While I have written about faith formation in a postmodern world (and continue to be asked to speak about it in conferences and classrooms), I recently realized that the word “postmodern” isn’t really part of my day-to-day vocabulary as it used to be. It was only recently as I was having a coffee with a colleague at an airport Starbucks that it suddenly hit me that, for whatever reason, “postmodern” seemed to me to be a passé term, an old adage that once spoke of a brave new world but now reminded me of graying churches desperately trying to keep their doors open by becoming more appealing to young adults and teens.
As my friend told me about his denomination’s initiative to explore church in postmodern contexts, I blurted out, “That’s it!” He looked at me inquisitively and graciously paused as I collected my thoughts into something vaguely resembling coherent sentences.
I continued, “I wonder if all this talk in churches about postmodernism is actually having the opposite effect that we envision it will have. You and I weren’t raised in a world that was thoroughly postmodern. We are immigrants (or refugees, perhaps) to this postmodern world. But the young people in our churches are native to this world. They don’t debate the virtues and vices of postmodernism like we adults do because for them it just is. So I wonder if by talking about whether or not and how we want to embrace postmodernism in our churches, we aren’t actually telling young people that they aren’t part of our churches. After all, by making it seem like postmodernism is an option for the church to reject or embrace—a view that we hold by virtue of having not been raised in a postmodern world—we subtly tell our young people that, because postmodernism is the only world they’ve even known, they aren’t really part of the church. For them, after all, there is no choice. Postmodernism simply is.”

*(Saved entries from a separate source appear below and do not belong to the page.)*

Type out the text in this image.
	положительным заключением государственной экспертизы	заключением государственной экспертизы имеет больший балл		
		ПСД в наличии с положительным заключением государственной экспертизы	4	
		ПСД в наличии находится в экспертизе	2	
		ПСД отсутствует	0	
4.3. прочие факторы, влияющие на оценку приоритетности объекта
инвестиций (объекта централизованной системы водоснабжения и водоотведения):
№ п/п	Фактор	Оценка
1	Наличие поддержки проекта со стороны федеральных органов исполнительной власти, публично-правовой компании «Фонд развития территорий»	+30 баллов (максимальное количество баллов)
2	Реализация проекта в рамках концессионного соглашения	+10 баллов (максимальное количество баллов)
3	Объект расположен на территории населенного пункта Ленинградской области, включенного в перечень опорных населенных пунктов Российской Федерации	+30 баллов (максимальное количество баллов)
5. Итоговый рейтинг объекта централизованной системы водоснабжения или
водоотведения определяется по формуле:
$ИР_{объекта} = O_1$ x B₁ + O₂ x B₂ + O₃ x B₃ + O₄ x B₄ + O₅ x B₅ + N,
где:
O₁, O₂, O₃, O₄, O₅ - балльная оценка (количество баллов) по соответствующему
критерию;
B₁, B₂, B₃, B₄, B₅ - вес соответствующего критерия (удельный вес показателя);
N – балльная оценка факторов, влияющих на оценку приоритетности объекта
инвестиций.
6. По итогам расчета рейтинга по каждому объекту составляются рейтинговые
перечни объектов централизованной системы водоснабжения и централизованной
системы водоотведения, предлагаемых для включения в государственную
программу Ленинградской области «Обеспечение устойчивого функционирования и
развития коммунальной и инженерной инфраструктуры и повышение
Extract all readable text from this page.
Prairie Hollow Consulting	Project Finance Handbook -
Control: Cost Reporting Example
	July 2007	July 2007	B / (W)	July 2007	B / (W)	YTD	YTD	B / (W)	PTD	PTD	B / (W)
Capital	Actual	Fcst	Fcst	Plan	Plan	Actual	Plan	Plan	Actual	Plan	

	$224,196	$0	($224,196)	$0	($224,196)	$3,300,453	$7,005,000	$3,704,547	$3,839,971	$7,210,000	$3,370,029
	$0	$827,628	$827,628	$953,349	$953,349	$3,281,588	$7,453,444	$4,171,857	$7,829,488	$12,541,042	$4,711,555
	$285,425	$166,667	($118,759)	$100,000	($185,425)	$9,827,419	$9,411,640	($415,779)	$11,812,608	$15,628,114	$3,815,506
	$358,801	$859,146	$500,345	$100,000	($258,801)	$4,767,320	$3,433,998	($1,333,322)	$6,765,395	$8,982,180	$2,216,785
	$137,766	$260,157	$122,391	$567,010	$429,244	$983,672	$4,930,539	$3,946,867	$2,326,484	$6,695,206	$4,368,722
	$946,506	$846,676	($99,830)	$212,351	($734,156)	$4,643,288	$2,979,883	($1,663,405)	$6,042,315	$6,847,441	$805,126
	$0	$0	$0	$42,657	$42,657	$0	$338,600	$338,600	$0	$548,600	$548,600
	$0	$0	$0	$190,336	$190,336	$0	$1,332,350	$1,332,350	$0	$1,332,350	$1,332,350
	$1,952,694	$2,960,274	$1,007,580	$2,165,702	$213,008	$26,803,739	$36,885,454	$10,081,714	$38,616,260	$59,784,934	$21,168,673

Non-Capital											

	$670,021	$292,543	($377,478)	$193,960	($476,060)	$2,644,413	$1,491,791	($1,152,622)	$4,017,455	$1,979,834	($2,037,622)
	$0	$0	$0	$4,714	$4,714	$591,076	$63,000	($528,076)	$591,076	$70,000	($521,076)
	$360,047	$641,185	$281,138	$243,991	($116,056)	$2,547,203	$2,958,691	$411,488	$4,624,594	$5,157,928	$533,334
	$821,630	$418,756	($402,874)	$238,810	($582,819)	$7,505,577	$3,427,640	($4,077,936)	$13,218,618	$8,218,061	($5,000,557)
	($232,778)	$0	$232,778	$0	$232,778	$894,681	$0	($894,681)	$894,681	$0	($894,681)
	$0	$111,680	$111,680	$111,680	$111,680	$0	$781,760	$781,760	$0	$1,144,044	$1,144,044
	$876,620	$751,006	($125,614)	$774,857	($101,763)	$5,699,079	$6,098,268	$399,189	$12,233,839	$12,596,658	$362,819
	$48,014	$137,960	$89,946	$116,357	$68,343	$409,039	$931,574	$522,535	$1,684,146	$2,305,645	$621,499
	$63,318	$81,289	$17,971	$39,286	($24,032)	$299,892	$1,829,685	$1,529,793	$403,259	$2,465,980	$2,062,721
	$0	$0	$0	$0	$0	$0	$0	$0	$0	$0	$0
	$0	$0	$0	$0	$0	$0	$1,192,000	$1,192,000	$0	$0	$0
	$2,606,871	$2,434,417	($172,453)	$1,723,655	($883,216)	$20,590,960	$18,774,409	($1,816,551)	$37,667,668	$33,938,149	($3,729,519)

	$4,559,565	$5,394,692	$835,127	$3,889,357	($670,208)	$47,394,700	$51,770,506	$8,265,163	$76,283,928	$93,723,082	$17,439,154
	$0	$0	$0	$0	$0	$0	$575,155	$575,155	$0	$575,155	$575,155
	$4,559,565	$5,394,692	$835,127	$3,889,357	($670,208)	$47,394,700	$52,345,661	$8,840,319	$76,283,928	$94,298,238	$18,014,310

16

I’m still not sure what this all means for those of us who continue to explore new approaches to ministry, faith formation, and Christian practice in our contemporary world. Perhaps it reminds us to be cautious about the words we use. Maybe it calls our attention to the importance of including young people in these explorations instead of just talking about them. But the conversation my friend and I shared in that airport terminal was a wake-up call for me, one that makes me more attentive to the ways in which my experiments with contemporary faith may actually be pushing young people away from the very faith in which I wish to walk alongside them.